Johnson recorded Sweet Home Chicago at his first recording session for Vocalion Records in 1936. But eight years earlier, Indianapolis-based Scrapper Blackwell (right) was singing the praises of another city in very similar fashion: Kokomo, Indiana. That song begins:

Mmmm
Baby don't you want to go
Pack up your little suitcase
Papa's going to Kokomo

If you think those lyrics bear more than a passing resemblance to Johnson's, check out the music.

Audio Clip: Scrapper Blackwell's Kokomo Blues, 1928

Several years later, James Arnold recorded a cover of the song under the title Old Original Kokomo Blues. It was his first single for Decca and after scoring a minor hit with it he was known as "Kokomo" Arnold. In his version you hear two lyrical additions that nudge the song closer to Johnson's. First, you have the math in the verses: "1 and 1 is 2", etc. The chorus, too—which you see below—is morphing into ours. The inscrutable "level light city" line apparently makes reference to a notorious stretch of traffic lights in Kokomo, one that has earned it another nickname, Stop Light City.

Crying oh
Baby don't you want to go
Back to that that level light city
To sweet old Kokomo

Audio Clip: James "Kokomo" Arnold on Old Original Kokomo Blues

So along comes Robert Johnson a couple years later and—likely in that great musical tradition of avoiding royalty payments—he gives the song his personal stamp not only by singing and playing in his inimitable style but by changing Kokomo to Chicago, which of course means changing Indiana to...California?

If all you've ever heard is our version of the song then you've never heard the lyric Robert Johnson himself sang, which reads:

Oh
Baby don't you want to go
Back to the land of California
To my sweet home Chicago

Now if you really, really enjoy erudite speculation as to how or why—geographically, poetically or personally—that chorus could make one wit of sense, then you are going to have a field day with this one. Several field days. For my part, I'm more inclined to enjoy Johnson's recording—as splendid as it is nonsensical—and simply note that hardly anyone sings it that way anymore, presumably because whatever sense that "California" line made in 1936, nowadays it just confuses our GPS.

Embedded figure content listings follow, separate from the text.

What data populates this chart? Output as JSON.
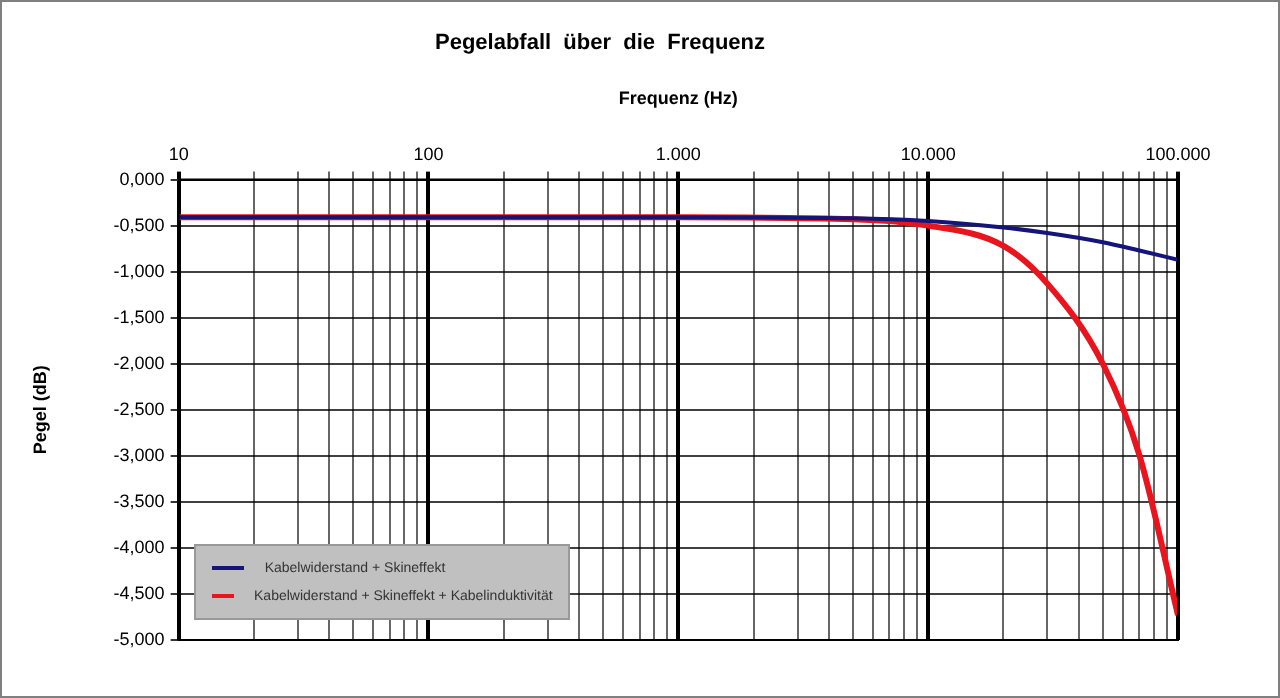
{
  "chart_data": {
    "type": "line",
    "title": "Pegelabfall  über  die  Frequenz",
    "xlabel": "Frequenz (Hz)",
    "ylabel": "Pegel (dB)",
    "log": "x",
    "xlim": [
      10,
      100000
    ],
    "xticks": [
      {
        "value": 10,
        "label": "10"
      },
      {
        "value": 20,
        "label": null
      },
      {
        "value": 30,
        "label": null
      },
      {
        "value": 40,
        "label": null
      },
      {
        "value": 50,
        "label": null
      },
      {
        "value": 60,
        "label": null
      },
      {
        "value": 70,
        "label": null
      },
      {
        "value": 80,
        "label": null
      },
      {
        "value": 90,
        "label": null
      },
      {
        "value": 100,
        "label": "100"
      },
      {
        "value": 200,
        "label": null
      },
      {
        "value": 300,
        "label": null
      },
      {
        "value": 400,
        "label": null
      },
      {
        "value": 500,
        "label": null
      },
      {
        "value": 600,
        "label": null
      },
      {
        "value": 700,
        "label": null
      },
      {
        "value": 800,
        "label": null
      },
      {
        "value": 900,
        "label": null
      },
      {
        "value": 1000,
        "label": "1.000"
      },
      {
        "value": 2000,
        "label": null
      },
      {
        "value": 3000,
        "label": null
      },
      {
        "value": 4000,
        "label": null
      },
      {
        "value": 5000,
        "label": null
      },
      {
        "value": 6000,
        "label": null
      },
      {
        "value": 7000,
        "label": null
      },
      {
        "value": 8000,
        "label": null
      },
      {
        "value": 9000,
        "label": null
      },
      {
        "value": 10000,
        "label": "10.000"
      },
      {
        "value": 20000,
        "label": null
      },
      {
        "value": 30000,
        "label": null
      },
      {
        "value": 40000,
        "label": null
      },
      {
        "value": 50000,
        "label": null
      },
      {
        "value": 60000,
        "label": null
      },
      {
        "value": 70000,
        "label": null
      },
      {
        "value": 80000,
        "label": null
      },
      {
        "value": 90000,
        "label": null
      },
      {
        "value": 100000,
        "label": "100.000"
      }
    ],
    "ylim": [
      -5,
      0
    ],
    "yticks": [
      {
        "value": 0,
        "label": "0,000"
      },
      {
        "value": -0.5,
        "label": "-0,500"
      },
      {
        "value": -1,
        "label": "-1,000"
      },
      {
        "value": -1.5,
        "label": "-1,500"
      },
      {
        "value": -2,
        "label": "-2,000"
      },
      {
        "value": -2.5,
        "label": "-2,500"
      },
      {
        "value": -3,
        "label": "-3,000"
      },
      {
        "value": -3.5,
        "label": "-3,500"
      },
      {
        "value": -4,
        "label": "-4,000"
      },
      {
        "value": -4.5,
        "label": "-4,500"
      },
      {
        "value": -5,
        "label": "-5,000"
      }
    ],
    "grid": true,
    "legend": "bottom left",
    "marker": "none",
    "line_style": "solid",
    "series": [
      {
        "name": "Kabelwiderstand + Skineffekt",
        "color": "#14147a",
        "x": [
          10,
          100,
          1000,
          5000,
          10000,
          20000,
          30000,
          50000,
          70000,
          100000
        ],
        "values": [
          -0.41,
          -0.41,
          -0.41,
          -0.42,
          -0.45,
          -0.52,
          -0.58,
          -0.68,
          -0.77,
          -0.87
        ]
      },
      {
        "name": "Kabelwiderstand + Skineffekt + Kabelinduktivität",
        "color": "#e8141e",
        "x": [
          10,
          100,
          1000,
          5000,
          10000,
          20000,
          30000,
          50000,
          70000,
          100000
        ],
        "values": [
          -0.41,
          -0.41,
          -0.41,
          -0.43,
          -0.5,
          -0.72,
          -1.13,
          -2.0,
          -2.99,
          -4.73
        ]
      }
    ]
  }
}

Audio Clip: Robert Johnson's Sweet Home Chicago, 1936

As mentioned at the outset, Sweet Home Chicago is one of the most covered tunes in Blues history, so there's no point in even attempting a thorough survey here. But here are three audio clips that will give you a feel for the variety of approaches that different artists have taken to playing this song.

First, a 1972 recording by Taj Mahal on a resophonic guitar with no less than The Pointer Sisters adding backing vocals. While you're enjoying this cut, save part of your brain space to notice the structure they use: after singing the first four bars of the verse, Mahal starts a full 12-bar chorus in which the "C'mon, baby don't you want to go" line is repeated twice, over two bars each of IV-I. In effect, this turns the tune into a 16 bar blues whenever a verse is sung. You may encounter that structure at a jam, so consider yourself forewarned.

Audio Clip: Taj Mahal and the Pointer Sisters on Sweet Home Chicago

 

 

A little bit Texas (where he was born) and a little bit Chicago (where he moved with his family at 15), Blues icon Freddie King recorded several different takes on this song. Though he himself was an influential guitarist, this particular live recording from a Blues Masters compilation features more ivory than ebony.

Audio Clip: Freddie King sings Sweet Home Chicago

One of the better known guitarists King influenced was Eric Clapton. The two are shown together in the photo to the right. So let's go out with one of Slowhand's many recorded takes on the RJ classic, this one with Steve Gadd on drums and Billy Preston on organ.

Oh, that California line I said nobody sings? He does. But then, he's Eric Clapton.